Evaluation of efficacy of anti-cancer therapy is currently performed by anatomical imaging (e.g., MRI, CT). Structural changes, if present, become apparent 1–2 months after start of therapy. Cancer patients thus bear the risk to receive an ineffective treatment, whilst clinical trials take a long time to prove therapy response. Both patient and pharmaceutical industry could therefore profit from an early assessment of efficacy of therapy. Diagnostic methods providing information on a functional level, rather than a structural, could present the solution. Recent technological advances in molecular imaging enable in vivo
imaging of biological processes. Since most anti-cancer therapies combat tumors by inducing apoptosis, imaging of apoptosis could offer an early assessment of efficacy of therapy.
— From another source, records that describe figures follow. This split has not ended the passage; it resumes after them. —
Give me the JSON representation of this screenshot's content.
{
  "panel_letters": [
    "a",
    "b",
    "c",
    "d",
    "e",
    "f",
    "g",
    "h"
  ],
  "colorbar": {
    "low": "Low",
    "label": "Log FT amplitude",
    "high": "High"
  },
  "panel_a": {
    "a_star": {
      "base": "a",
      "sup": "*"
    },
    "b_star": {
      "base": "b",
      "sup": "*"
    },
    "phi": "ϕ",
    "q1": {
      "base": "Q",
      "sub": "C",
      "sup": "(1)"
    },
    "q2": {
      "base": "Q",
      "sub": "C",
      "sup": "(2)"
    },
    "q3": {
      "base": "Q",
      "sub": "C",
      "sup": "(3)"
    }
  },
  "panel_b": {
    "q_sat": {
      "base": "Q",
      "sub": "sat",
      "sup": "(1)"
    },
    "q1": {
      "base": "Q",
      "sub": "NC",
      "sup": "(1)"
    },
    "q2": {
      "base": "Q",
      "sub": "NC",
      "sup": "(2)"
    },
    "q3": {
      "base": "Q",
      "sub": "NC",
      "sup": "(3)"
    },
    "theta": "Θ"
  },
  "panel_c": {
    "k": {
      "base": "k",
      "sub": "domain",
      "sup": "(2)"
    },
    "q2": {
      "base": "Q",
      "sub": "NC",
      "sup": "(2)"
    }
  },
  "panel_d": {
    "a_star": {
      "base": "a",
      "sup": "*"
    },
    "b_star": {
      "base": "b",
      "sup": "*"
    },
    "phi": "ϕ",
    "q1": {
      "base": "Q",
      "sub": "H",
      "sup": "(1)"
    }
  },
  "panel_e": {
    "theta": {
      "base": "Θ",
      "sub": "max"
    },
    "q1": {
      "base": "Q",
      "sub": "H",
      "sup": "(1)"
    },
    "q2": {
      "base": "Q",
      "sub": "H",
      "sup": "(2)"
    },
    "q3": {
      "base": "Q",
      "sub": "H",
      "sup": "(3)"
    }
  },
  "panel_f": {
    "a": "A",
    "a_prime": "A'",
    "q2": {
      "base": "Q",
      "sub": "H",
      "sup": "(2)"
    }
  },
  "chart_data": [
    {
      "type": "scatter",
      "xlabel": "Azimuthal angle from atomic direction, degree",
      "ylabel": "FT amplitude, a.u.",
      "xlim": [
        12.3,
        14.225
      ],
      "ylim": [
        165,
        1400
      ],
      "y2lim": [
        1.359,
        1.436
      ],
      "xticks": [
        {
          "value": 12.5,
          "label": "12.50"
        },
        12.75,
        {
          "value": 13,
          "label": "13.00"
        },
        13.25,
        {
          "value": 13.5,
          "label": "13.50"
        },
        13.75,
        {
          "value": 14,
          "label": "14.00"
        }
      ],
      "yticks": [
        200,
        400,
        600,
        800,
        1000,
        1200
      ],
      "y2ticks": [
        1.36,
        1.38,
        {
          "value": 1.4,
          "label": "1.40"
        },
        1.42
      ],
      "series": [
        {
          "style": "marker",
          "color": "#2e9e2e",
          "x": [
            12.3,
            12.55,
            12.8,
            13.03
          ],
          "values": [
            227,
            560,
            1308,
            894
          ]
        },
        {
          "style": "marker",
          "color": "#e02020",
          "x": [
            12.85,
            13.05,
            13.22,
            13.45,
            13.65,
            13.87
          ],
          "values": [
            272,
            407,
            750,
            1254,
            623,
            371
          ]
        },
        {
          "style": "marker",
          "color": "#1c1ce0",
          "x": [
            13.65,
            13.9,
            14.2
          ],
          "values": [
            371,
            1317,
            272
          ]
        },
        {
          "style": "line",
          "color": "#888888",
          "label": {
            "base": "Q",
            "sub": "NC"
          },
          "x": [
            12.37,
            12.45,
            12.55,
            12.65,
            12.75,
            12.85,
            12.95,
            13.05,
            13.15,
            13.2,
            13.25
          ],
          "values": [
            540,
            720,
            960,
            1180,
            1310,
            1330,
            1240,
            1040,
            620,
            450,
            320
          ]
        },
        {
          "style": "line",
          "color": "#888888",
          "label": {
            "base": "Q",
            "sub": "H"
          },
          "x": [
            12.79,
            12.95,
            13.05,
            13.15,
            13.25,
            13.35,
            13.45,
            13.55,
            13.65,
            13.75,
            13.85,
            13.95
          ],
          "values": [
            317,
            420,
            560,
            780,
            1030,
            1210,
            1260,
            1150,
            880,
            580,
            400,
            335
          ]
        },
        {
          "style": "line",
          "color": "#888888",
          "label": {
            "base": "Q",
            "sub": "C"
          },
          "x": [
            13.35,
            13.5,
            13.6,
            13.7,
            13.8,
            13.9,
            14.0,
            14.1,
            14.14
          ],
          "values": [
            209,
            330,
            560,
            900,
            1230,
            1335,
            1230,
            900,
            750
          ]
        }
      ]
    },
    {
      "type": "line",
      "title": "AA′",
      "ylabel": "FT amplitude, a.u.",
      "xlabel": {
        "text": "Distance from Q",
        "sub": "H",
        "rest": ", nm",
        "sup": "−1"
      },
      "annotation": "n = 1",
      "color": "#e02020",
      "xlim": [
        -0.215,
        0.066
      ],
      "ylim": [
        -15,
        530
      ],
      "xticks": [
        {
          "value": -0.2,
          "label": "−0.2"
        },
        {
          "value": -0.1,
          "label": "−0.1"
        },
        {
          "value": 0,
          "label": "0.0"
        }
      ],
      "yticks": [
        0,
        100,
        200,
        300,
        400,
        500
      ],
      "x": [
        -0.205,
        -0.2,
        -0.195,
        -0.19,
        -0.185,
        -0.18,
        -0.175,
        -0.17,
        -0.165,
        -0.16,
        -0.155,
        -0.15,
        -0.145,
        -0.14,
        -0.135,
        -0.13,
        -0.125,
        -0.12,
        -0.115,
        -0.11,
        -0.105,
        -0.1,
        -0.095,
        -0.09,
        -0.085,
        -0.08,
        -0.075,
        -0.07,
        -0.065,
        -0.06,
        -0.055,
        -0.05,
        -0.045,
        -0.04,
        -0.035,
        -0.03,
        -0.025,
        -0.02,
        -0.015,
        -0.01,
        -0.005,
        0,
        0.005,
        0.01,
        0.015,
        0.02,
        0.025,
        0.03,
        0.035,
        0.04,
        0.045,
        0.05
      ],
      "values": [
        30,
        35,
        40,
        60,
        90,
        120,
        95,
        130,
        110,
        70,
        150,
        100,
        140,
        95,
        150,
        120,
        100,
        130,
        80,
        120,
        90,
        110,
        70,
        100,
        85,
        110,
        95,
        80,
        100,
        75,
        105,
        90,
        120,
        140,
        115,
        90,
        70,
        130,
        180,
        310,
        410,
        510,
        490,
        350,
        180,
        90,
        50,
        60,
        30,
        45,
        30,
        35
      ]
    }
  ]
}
This review focuses on principles of and clinical experience with molecular imaging of apoptosis using Annexin A5, a widely accepted marker for apoptosis detection in vitro
and in vivo
in animal models. 99m
Tc-HYNIC-Annexin A5 in combination with SPECT has been probed in clinical studies to assess efficacy of chemo- and radiotherapy within 1–4 days after start of therapy. Annexin A5-based functional imaging of apoptosis shows promise to offer a personalized medicine approach, now primarily used in genome-based medicine, applicable to all cancer patients.